If $V,W$ say complex vector spaces, then it is well known fact there is a natural tensor product on $V \otimes W$ defined on the prime tensors by $$ \langle v \otimes w, v' \otimes w' \rangle = \langle v , v' \rangle \langle w ,w' \rangle.$$
The problem is to prove that this is acually an inner product.

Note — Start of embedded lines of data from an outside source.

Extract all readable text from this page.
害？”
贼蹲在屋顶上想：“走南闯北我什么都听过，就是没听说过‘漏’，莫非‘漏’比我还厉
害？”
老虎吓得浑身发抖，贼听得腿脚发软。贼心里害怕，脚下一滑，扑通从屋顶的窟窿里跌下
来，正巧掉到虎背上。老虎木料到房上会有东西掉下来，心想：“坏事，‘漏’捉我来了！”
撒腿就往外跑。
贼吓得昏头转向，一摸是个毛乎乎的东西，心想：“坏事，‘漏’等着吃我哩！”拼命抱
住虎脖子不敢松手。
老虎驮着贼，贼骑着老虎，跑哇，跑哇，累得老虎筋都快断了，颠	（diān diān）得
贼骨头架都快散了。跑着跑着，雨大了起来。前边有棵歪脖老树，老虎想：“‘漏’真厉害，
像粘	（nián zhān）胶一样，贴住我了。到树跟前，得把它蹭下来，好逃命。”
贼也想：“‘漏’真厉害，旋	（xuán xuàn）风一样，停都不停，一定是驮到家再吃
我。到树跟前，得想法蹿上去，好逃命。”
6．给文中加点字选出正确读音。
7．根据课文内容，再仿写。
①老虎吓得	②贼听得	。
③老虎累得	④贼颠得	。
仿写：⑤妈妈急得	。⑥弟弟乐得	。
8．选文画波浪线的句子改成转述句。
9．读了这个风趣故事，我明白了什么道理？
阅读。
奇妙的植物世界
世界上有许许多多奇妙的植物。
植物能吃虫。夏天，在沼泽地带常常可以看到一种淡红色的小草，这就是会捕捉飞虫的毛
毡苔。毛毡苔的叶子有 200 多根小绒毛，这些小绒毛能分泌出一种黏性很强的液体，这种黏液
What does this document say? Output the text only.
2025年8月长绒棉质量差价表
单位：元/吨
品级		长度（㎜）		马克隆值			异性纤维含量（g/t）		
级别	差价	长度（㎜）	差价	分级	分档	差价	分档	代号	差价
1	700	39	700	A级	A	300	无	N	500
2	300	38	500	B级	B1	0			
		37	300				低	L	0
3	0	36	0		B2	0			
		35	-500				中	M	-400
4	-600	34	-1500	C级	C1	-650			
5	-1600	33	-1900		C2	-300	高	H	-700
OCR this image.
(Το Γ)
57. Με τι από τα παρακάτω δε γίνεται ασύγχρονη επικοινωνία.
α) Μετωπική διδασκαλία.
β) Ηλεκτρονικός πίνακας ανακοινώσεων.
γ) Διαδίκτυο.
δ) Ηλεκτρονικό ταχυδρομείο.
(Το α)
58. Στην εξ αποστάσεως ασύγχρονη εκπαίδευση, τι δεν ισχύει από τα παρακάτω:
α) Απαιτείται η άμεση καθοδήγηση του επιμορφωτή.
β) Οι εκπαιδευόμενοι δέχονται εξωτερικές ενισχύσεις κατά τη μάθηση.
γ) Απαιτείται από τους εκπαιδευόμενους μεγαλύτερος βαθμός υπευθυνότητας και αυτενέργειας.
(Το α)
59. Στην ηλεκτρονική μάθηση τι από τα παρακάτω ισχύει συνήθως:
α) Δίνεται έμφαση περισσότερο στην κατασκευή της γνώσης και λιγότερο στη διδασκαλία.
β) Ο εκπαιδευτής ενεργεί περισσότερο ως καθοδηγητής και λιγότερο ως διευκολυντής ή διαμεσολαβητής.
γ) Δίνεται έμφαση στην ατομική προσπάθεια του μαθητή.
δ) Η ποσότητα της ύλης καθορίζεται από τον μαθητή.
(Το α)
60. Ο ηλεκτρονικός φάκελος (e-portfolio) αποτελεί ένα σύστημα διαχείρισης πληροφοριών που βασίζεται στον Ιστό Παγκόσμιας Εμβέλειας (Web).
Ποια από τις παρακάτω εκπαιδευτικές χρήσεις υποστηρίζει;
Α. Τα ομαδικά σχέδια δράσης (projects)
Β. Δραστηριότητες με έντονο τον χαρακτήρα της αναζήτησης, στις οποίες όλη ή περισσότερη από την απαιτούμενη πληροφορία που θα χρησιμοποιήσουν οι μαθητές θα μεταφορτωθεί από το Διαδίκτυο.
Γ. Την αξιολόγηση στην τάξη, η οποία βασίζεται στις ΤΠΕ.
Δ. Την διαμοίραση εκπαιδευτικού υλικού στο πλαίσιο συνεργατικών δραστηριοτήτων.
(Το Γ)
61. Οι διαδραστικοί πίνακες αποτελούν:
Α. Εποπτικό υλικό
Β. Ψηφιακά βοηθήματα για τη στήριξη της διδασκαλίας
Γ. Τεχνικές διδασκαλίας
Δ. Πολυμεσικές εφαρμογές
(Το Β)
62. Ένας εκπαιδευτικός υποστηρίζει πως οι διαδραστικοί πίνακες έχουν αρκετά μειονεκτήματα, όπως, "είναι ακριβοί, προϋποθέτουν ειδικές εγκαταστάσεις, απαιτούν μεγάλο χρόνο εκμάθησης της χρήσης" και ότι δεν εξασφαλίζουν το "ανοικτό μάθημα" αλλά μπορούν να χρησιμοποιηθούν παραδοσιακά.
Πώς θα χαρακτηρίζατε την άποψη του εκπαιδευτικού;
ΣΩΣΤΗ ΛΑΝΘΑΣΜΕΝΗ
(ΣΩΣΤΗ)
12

Conjugation symmetry can be easily proven. However, I'm also need to prove, that it is positively definite. That is, for all $v_i \otimes w_i$ it holds that $$ \langle v_i \otimes w_i,v_i \otimes w_i\rangle \ge 0 $$ and $$ \langle v_i \otimes w_i,v_i \otimes w_i\rangle = 0 \iff v_i \otimes w_i $$ (here I use Einstein summation notation.) If one considers orthonormal bases $(e_i)_{i \in I}$ and $(f_j)_{j \in J}$ of $\mathrm{span}(v_i) \subset V$ and $\mathrm{span}(w_i) \subset W$ respectevely, then there are scalars $(\alpha)_{i\in I,j \in J}$ such that $v_i \otimes w_i = \alpha_{j,k}(e_j \otimes f_k)$. Then, it is clearly can be seen, that $$\langle v_i \otimes w_i,v_i \otimes w_i\rangle = |\alpha_{j,k}|^2 \ge 0. $$
However, I am interested if this fact can be proved without invoking any bases.
What I got by now is the identity
$$ \langle v_i \otimes w_i, v_i \otimes w_i \rangle = \sum^n_{i=1} \langle v_i, v_i \rangle \langle w_i, w_i \rangle + \sum^n_{j \neq i} \frac{1}{2}\left( \langle v_i, v_j \rangle \langle w_i, w_j \rangle + \overline{\langle v_i, v_j \rangle \langle w_i, w_j \rangle} \right) $$ which is clearly a real value, but I don't know how to prove that it is non-negative.